Mainan pelepas emosi dan ekspresi kreativitas. Pasir, air, balok, atau lilin dapat menjadi
sarana klien mengekspresikan emosi atau kreativitasnya.
2. Kepada Siapa Terapi Bermain Diberikan
Terapi bermain dapat dipakai baik sebagai asesmen maupun sebagai terapi. Sebagai sebuah
terapi, terapi bermain dapat diberikan antara lain kepada anak yang:
Mempunyai pengalaman diperlakukan dengan kejam & diabaikan
Perlakuan yang kejam (seperti perkosaan, serangan fisik, pukulan) dan pengabaian
menyebabkan konflik diri dan masalah hubungan yang serius, dan terapi bermain
memungkinkan klien mengembangkan mekanisme penyelesaian masalah dan adaptasi (Klem
dan Peres dalam Landreth, 2001). Hal ini dikemukakan juga dalam tulisan Sukmaningrum
(2001) yang menunjukkan efektivitas terapi bermain sebagai alternatif penanganan anak-anak
yang mengalami trauma karena kekerasan massal.
Agresif
Perilaku agresif seringkali berakar dari keinginan, harapan, atau perasaan yang tidak dapat
diekspresikan. Dalam terapi bermain, klien dapat bebas bereksprimen melakukan perilaku
yang lebih efektif (Levy dalam Landreth, 2001).
Gangguan emosi dan skizofren
Terapi bermain memberikan suasana yang aman dimana anak yang emosinya terganggu dapat
bermain peran mengungkapkan emosi terpendamnya dan belajar untuk mengatasi

lingkungannya dengan lebih baik (Gumaer dan Landreth dalam Landreth, 2001). Penelitian
Irwin (dalam Landreth, 2001) menunjukkan bahwa terapi bermain juga dapat diterapkan pada
anak dengan gangguan mental seperti skizofren.
Takut dan cemas
Terapi bermain menyediakan lingkungan yang aman dan penerimaan sehingga klien bebas
mengekspresikan ketakutan dan kecemasannya, misalnya pada anak yang fobia sekolah. Saat
rasa takut dan cemas terekspresikan maka selanjutnya klien akan mampu mengendalikan
perasaan tersebut dan berkembang lebih sehat (Levy, Straughan, Landreth dkk, dan Milos &
Reis dalam Landreth, 2001).
Mengalami masalah Penyesuaian sosial
Penelitian Coplan, Prakash, ONeil, dan Armer (2004) pada anak-anak usia 3-5 tahun
menunjukkan bahwa terapi bermain dapat digunakan untuk melihat penarikan diri secara
sosial berdasarkan kecemasan sosial dan ketidaktertarikan sosial. Penelitian Openheim (1997)

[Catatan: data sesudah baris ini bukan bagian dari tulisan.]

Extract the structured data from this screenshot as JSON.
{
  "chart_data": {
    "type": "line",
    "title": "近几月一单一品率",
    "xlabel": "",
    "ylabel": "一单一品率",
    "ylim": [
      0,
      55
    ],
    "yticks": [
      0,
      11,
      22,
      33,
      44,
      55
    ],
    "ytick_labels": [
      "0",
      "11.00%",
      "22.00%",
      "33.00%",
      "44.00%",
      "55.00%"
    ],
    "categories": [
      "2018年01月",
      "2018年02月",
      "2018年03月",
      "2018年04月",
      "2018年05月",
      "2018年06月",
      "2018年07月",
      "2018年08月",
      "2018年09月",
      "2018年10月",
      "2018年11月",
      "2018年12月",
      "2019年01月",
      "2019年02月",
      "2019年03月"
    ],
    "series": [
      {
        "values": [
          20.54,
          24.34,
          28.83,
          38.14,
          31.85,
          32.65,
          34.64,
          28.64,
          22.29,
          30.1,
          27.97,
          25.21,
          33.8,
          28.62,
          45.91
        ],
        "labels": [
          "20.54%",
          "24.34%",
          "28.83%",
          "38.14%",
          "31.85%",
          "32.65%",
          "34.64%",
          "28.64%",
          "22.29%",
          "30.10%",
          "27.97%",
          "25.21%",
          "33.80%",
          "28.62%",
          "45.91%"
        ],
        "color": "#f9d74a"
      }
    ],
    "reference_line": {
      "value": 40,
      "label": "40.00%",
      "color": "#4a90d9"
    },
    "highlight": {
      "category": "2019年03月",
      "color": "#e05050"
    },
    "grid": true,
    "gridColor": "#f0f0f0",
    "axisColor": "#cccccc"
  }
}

menunjukkan bahwa terapi bermain dengan boneka mengurangi gangguan berpisah
(separation) anak prasekolah, terutama berpisah dari ibu.
Kesulitan bicara
Penelitian Lyytinen, Dikkens, dan Laakso (1997) menunjukkan bahwa bermain simbolik
terbukti dapat meningkatkan kemampuan berbahasa anak usia dini.
Mengalami gangguan visual spatial
Penelitian yang dilakukan oleh Caldera, Culp, OBrien, Tonglio, Alvaren, dan Huston (1999)

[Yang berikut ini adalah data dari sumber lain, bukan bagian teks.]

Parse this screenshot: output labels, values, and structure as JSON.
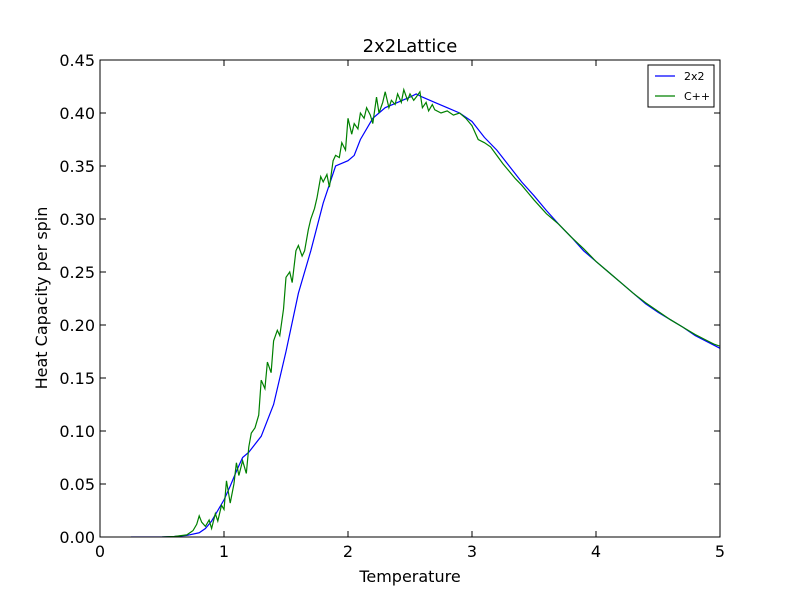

menunjukkan bahwa bermain dengan menggunakan permainan yang maskulin dan
manipulatif, misalnya bermain bola, dapat meningkatkan kemampuan visual-spatial pada
anak. Jadi anak dengan gangguan koordinasi tubuh (clumcy) dapat diterapi dengan bermain
maskulin dan manipulatif.
Anak penyandang Autism
Penyandang autism biasanya hidup dalam dunia sendiri dan terisolasi dari dunia sosialnya.
Menurut hasil penelitian McConnell (2002) prosedur intervensi melalui permainan dengan
teman sebaya dapat membantu penyandang autisme membangun kesadarannya akan dunia
sekitarnya dan akan keberadaan orang lain. Kemampuan berinteraksi sosial anak autism ini
juga dapat ditingkatkan melalui permainan dalam bentuk pemberian cerita sosial (social
story) kepada mereka (Sugiarto, dkk., 2004).

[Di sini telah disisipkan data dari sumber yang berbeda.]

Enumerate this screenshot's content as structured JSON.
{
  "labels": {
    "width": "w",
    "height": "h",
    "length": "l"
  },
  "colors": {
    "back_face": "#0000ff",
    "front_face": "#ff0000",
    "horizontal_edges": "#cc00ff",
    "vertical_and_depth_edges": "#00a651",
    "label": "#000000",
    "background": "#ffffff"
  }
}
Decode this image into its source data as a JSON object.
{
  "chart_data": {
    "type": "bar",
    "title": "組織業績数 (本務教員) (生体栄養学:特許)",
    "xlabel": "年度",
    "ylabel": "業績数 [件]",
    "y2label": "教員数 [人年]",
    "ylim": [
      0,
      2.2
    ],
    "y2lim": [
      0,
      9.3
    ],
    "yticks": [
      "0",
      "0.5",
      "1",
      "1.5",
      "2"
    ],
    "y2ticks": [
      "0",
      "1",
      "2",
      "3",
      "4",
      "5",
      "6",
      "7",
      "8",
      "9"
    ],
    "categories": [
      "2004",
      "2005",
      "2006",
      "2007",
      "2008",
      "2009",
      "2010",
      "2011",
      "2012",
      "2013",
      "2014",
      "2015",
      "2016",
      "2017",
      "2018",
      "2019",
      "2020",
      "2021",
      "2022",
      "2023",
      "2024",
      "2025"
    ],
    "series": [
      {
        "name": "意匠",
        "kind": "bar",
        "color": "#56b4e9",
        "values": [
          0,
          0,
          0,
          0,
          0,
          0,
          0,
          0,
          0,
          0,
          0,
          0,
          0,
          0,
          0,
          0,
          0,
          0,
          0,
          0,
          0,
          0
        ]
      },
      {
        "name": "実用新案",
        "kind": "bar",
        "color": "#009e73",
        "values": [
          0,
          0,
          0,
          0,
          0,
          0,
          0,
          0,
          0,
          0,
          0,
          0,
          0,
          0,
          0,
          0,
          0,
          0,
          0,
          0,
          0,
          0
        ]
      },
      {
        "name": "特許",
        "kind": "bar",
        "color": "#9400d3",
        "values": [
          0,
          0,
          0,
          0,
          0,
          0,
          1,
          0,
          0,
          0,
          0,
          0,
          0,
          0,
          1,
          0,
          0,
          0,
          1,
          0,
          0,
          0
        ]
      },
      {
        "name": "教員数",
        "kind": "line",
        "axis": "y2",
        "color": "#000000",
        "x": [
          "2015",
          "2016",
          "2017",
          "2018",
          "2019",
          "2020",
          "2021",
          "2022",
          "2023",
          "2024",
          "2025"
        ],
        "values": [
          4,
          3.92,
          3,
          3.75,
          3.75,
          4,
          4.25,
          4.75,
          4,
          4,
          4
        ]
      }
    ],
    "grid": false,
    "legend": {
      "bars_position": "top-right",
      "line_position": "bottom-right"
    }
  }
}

Disamping diberikan kepada mereka sebagai bentuk terapi, ternyata sebuah penelitian yang
dilakukan oleh Hartini (2004) menunjukkan bahwa bentuk permainan sosial dapat
meningkatkan kecerdasan emosi pada anak-anak pra-sekolah. Hal ini ditunjukkannya dari
hasil penelitian yang dilakukan terhadap anak-anak pra-sekolah di Surabaya.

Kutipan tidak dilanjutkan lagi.